I come from an Italian family and love my vegan pasta recipes. I think I ate pasta all the way back to when I was in the womb!
Pasta has gotten a bad reputation from the low-carb diets afficionados out there recently, but it's unwarranted. The easiest way to combat this is to look for whole grain pastas. Most supermarkets have whole wheat pasta, as well as even brown rice pasta, quinoa pasta, and a mix of gluten-free pastas.
Nowadays, at Whole Foods you can find pasta made out of just about any grain. We try to eat mostly whole grains in their natural form, but when you want the convenience and indulgence of vegan pasta recipes, go for the better-for-you whole grain pasta options.
What's better with pasta than cheese, right? If you're looking for some great vegan cheese recipes, check out the ebook I wrote called Cut the Cheese, all about why we struggle to quit dairy cheese and with 12 amazing vegan cheese recipes.
Eating this vegan pasta recipe is like putting summer in your mouth. I absolutely love it. This pasta la caprese is my mom's recipe, and when I was younger I would request it on my birthday. I probably still would if I lived near my mom. Her recipe actually includes a package of mozzarella cheese, so nowadays I either leave that out or add a high-quality vegan cheese like Daiya instead.
Note: I use whole grain pasta, but you could use basic semolina. It's important to get the penne rigate, which has ridges, because they allow the sauce to stick to the pasta. Yum!
Cut the tomatoes and pepper into very tiny strips, julienne style. Crush and mince the garlic and basil.
Combine the tomatoes, pepper, garlic, basil, olive oil, salt, and pepper in a large bowl.
Cover with plastic wrap and leave on the counter to marinate for several hours. I like to make this around lunch time when I am planning to eat it at dinner because it ripens and livens up over the day. Every time you go in the kitchen it will smell better. It's important not to put this in the fridge (unless it's very hot in the house) because the tomatoes will get mealy.
When you are ready to eat, cook the pasta, drain it, and pour over the top. If you are adding cheese, this is the time to do it. It will melt from the heat of the pasta.
YUM YUM! Summer in a bowl! Enjoy this great vegan pasta recipe!
My gramma made a killer lasagna when I was younger and I have worked for years to get a recipe that rivals hers. This one does! It's so tasty and healthy.
You could make this vegan pasta recipe quicker by buying sauce at the store and filling it with vegan cheese, but if you want to go all out, this recipe is worth it, and it really doesn't take very long to make.
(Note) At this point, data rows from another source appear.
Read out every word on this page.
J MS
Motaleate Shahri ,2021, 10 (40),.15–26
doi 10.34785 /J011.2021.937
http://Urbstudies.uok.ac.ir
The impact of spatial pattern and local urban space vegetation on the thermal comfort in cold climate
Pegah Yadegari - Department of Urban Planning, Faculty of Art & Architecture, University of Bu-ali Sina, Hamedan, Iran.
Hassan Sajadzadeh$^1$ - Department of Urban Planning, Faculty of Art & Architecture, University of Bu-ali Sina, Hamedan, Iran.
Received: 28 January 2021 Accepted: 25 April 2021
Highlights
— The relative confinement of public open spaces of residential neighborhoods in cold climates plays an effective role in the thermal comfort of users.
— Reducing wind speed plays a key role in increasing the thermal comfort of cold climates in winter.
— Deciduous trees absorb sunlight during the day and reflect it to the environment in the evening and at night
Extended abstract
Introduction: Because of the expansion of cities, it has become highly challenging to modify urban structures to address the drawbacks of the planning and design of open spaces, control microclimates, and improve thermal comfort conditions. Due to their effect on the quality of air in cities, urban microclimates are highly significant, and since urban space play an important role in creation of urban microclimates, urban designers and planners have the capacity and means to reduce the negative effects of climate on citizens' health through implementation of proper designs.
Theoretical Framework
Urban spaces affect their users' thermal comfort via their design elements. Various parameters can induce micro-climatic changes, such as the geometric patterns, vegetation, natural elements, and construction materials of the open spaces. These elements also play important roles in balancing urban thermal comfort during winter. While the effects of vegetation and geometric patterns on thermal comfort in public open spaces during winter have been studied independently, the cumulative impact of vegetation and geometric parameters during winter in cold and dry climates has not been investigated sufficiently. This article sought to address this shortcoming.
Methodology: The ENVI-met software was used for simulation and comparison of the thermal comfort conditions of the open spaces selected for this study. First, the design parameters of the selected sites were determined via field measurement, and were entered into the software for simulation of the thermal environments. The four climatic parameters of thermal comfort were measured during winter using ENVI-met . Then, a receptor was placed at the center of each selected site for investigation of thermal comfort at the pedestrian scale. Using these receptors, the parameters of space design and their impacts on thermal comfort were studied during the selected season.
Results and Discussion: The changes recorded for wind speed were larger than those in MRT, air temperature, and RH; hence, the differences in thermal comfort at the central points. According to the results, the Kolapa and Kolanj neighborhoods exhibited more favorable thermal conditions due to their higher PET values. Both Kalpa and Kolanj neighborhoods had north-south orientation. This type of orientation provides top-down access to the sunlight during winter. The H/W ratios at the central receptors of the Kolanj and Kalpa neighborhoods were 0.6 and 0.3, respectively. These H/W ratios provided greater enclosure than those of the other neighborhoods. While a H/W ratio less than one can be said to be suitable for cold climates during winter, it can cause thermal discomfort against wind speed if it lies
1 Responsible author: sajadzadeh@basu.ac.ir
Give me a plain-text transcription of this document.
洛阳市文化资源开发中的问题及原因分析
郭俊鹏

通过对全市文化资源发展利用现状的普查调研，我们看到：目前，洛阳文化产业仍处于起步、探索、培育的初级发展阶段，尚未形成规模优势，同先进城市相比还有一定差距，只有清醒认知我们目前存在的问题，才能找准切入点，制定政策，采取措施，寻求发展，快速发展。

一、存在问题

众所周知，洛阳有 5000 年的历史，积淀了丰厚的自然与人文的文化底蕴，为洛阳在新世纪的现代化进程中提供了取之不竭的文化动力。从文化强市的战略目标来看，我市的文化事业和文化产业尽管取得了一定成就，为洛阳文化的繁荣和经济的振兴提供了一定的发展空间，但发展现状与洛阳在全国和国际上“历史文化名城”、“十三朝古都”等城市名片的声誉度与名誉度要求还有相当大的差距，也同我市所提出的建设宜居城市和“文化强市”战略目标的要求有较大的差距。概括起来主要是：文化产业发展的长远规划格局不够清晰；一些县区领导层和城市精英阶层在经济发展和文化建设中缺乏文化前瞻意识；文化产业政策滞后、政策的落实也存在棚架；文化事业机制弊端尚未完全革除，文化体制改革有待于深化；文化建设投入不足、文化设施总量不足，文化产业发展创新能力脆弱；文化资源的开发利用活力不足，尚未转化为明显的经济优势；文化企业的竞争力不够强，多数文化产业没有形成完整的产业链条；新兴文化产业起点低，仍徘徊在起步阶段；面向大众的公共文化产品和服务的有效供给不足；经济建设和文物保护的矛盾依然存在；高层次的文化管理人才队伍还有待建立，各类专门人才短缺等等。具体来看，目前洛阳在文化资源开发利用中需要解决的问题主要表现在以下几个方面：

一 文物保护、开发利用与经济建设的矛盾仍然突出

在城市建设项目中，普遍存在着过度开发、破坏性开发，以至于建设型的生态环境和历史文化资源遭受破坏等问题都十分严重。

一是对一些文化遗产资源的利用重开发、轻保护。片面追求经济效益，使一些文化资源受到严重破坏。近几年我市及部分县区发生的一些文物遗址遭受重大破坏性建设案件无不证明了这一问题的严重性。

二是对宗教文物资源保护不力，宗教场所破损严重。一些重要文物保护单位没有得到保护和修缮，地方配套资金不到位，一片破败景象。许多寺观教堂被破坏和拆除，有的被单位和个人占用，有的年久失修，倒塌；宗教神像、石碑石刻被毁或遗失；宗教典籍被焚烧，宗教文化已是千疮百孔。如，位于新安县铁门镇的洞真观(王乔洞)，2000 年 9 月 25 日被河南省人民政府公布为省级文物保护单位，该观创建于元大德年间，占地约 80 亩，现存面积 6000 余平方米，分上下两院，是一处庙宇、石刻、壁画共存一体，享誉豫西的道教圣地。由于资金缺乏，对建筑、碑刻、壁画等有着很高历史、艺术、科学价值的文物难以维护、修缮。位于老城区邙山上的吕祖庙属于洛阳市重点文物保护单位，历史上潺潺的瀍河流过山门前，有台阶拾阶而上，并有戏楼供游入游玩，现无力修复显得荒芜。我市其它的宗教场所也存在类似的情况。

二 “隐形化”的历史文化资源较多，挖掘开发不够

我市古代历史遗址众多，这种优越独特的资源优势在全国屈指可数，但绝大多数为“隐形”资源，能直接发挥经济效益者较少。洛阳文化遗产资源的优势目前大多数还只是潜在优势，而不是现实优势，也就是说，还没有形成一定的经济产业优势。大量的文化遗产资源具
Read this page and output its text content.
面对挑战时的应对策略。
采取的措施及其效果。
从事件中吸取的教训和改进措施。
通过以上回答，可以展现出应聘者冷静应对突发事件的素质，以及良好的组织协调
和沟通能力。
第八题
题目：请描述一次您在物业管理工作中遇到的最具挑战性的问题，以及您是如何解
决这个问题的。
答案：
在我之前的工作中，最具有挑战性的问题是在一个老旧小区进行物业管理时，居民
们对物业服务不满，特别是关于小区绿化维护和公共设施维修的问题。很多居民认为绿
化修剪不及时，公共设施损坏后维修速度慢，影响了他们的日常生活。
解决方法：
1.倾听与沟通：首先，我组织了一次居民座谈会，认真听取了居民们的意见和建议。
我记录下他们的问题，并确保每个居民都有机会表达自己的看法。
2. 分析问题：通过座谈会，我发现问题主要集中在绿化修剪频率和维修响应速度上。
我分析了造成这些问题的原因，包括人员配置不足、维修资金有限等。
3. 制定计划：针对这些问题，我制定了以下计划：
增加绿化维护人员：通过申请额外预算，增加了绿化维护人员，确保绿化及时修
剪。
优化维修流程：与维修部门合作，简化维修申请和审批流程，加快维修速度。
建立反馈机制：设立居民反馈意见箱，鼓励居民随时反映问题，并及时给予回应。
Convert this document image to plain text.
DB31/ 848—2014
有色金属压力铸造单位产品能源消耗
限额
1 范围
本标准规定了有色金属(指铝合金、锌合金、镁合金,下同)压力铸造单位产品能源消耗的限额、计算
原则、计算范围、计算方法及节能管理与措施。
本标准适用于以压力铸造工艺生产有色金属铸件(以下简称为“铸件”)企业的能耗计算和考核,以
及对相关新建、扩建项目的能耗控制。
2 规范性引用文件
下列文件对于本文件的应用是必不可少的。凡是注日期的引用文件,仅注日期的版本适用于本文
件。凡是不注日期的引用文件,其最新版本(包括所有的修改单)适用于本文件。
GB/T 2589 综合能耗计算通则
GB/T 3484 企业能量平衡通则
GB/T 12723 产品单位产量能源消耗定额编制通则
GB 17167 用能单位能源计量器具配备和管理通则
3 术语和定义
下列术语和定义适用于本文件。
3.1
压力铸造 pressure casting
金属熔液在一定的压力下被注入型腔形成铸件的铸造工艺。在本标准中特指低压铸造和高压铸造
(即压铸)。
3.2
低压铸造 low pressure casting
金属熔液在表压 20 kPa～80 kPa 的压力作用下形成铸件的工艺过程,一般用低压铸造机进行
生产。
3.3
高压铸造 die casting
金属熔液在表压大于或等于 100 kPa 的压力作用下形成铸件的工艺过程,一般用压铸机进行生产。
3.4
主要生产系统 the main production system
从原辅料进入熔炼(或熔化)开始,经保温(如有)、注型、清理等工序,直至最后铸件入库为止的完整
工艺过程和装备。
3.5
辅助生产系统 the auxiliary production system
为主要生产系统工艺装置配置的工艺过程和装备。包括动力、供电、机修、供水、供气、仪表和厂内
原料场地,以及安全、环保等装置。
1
Preheat the oven to 375°F and set aside a baking dish with tall sides.
Cook lasagna noodles in boiling salted water until just slightly softened (they will continue to cook in the oven). Remove the noodles with tongs and place them in a colander.
Add the kale into the pasta water and cook for two minutes, just until it is limp, but still very green, then remove from the water.
To assemble the lasagna, put a layer of sauce on the bottom of your casserole dish. Cover the sauce with a layer of lasagna noodles, and then add more sauce over the noodles.
Make a layer of kale, and put a layer of ricotta cheese on top.
Continue with the sauce-noodles-sauce-kale-cheese formation until all the ingredients are gone. Typically I make three total layers of lasagna noodles, but it depends on the size of your baking dish.
Finish with a thin layer of sauce on top of the last layer of noodles.
Bake for about 20-30 minutes, until the top starts to get crispy.
This sesame noodle salad is a healthy go-to meal for me when I don't have a lot of time and don't feel like thinking about what to make. It's been adapted from several vegan pasta recipes. You can always add sauteed tofu or tempeh instead of the edamame beans.
The traditional noodles for this salad are soba noodles, made from Japanese buckwheat soba. In a pinch, I've used whole wheat spaghetti, like in this picture.
Cook soba noodles according to the instructions, making sure to keep the noodles slightly undercooked, or el dente. When they are almost done, add the edamame and corn and cook until they are warmed through.
Remove the pot from the heat and rinse the noodles, edamame, and corn until cooled.
Combine the soy sauce, sesame oil, agave nectar, and rice vinegar with a whisk.
Put all the vegetables in a large bowl and cover with the sauce, stirring until combined. Spread the sesame seeds over the top and serve.